Fill a washtub or ice chest with water and 2 cups of the salt, stir, and place the crawfish in the mix. As they swim around, the salt will cause them to purge themselves of impurities and cleanse their outer shells. (Let them purge for 30 to 40 minutes; they need to stay alive until you're ready to cook them.)

While that's happening, pour the 12 gallons of water into a 20-gallon pot. Add the remaining salt, the seasoning, cayenne pepper, black peppercorns, bay leaves, and lemons. Boil for 15 minutes. In a basket insert, place half the garlic, half the onions, and half the potatoes. Place the basket in the water and cook for 4 to 5 minutes. Add half the corn and return the water to a boil.

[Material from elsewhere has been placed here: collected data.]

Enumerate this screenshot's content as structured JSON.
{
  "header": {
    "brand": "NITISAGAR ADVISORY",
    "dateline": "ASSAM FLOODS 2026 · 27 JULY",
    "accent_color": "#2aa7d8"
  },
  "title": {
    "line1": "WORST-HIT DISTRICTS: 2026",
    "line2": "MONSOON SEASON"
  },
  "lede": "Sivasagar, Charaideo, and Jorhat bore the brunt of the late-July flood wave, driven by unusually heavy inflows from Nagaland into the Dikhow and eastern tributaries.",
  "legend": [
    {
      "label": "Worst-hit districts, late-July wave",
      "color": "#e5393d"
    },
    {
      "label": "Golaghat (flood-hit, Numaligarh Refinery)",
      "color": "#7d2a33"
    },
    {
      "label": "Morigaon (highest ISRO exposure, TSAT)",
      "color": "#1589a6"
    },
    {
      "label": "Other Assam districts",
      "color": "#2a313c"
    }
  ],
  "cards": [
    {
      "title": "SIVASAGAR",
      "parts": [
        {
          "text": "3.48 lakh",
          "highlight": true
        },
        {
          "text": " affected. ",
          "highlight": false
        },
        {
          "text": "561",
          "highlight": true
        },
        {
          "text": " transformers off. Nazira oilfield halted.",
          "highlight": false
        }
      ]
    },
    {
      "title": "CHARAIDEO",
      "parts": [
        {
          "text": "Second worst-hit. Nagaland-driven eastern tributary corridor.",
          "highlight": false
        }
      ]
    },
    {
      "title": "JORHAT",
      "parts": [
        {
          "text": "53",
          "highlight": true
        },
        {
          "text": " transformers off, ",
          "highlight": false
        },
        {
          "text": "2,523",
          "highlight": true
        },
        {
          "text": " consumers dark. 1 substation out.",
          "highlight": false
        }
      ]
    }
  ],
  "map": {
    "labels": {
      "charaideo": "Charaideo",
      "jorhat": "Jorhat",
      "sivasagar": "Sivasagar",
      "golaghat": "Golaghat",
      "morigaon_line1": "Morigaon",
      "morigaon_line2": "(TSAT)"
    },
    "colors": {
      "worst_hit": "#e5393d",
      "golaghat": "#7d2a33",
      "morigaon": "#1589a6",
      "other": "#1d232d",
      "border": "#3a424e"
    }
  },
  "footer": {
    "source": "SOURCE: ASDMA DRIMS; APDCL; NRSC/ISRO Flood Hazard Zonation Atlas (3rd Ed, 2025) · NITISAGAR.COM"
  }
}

Drain the crawfish from their purging water, add half of them to the basket, and bring to a rolling boil. Turn off the heat and let soak for 10 minutes. Pull out the basket, drain, and dump the basket's contents onto a newspaper-lined table. Repeat with the remaining ingredients.

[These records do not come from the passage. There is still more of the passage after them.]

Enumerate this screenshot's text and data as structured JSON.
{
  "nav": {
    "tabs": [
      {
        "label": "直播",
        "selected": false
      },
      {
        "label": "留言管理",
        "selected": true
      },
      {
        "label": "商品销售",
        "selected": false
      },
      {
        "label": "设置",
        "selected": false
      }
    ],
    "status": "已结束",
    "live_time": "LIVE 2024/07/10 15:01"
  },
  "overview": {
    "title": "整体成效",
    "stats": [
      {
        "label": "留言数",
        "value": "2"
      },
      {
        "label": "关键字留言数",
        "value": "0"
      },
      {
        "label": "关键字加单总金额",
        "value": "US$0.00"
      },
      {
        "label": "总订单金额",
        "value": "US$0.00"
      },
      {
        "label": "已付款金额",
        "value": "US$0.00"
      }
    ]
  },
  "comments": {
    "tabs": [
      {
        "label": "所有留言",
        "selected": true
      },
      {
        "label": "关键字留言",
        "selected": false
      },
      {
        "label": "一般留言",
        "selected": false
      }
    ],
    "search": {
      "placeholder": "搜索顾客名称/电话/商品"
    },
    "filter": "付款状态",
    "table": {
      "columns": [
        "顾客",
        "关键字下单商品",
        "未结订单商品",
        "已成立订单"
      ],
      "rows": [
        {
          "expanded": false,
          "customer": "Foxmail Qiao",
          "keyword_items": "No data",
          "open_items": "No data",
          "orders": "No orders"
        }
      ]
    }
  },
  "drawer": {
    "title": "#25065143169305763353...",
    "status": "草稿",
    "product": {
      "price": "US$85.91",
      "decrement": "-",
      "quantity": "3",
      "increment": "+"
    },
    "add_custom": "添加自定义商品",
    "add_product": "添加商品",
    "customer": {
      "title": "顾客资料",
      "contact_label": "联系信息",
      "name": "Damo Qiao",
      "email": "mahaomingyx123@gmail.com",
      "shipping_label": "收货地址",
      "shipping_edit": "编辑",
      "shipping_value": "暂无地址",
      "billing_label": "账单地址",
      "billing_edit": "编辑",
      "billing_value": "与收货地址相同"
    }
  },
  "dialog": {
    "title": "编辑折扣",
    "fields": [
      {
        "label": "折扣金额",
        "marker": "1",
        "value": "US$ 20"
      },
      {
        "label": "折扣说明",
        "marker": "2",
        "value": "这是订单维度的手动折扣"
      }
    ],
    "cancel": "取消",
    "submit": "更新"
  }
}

Serve crawfish, corn, onions, and garlic to each person.

Creole Seafood Seasoning:

Thoroughly combine all ingredients in a blender, food processor, or mixing bowl, and pour the mixture into a large glass or plastic jar. Seal it so that it's airtight. It will keep indefinitely.

Cook's Note

You certainly can boil a small amount of crawfish in a smaller vessel, do it indoors, and serve it to a smaller gathering, but in New Orleans, this is for an outdoor bash.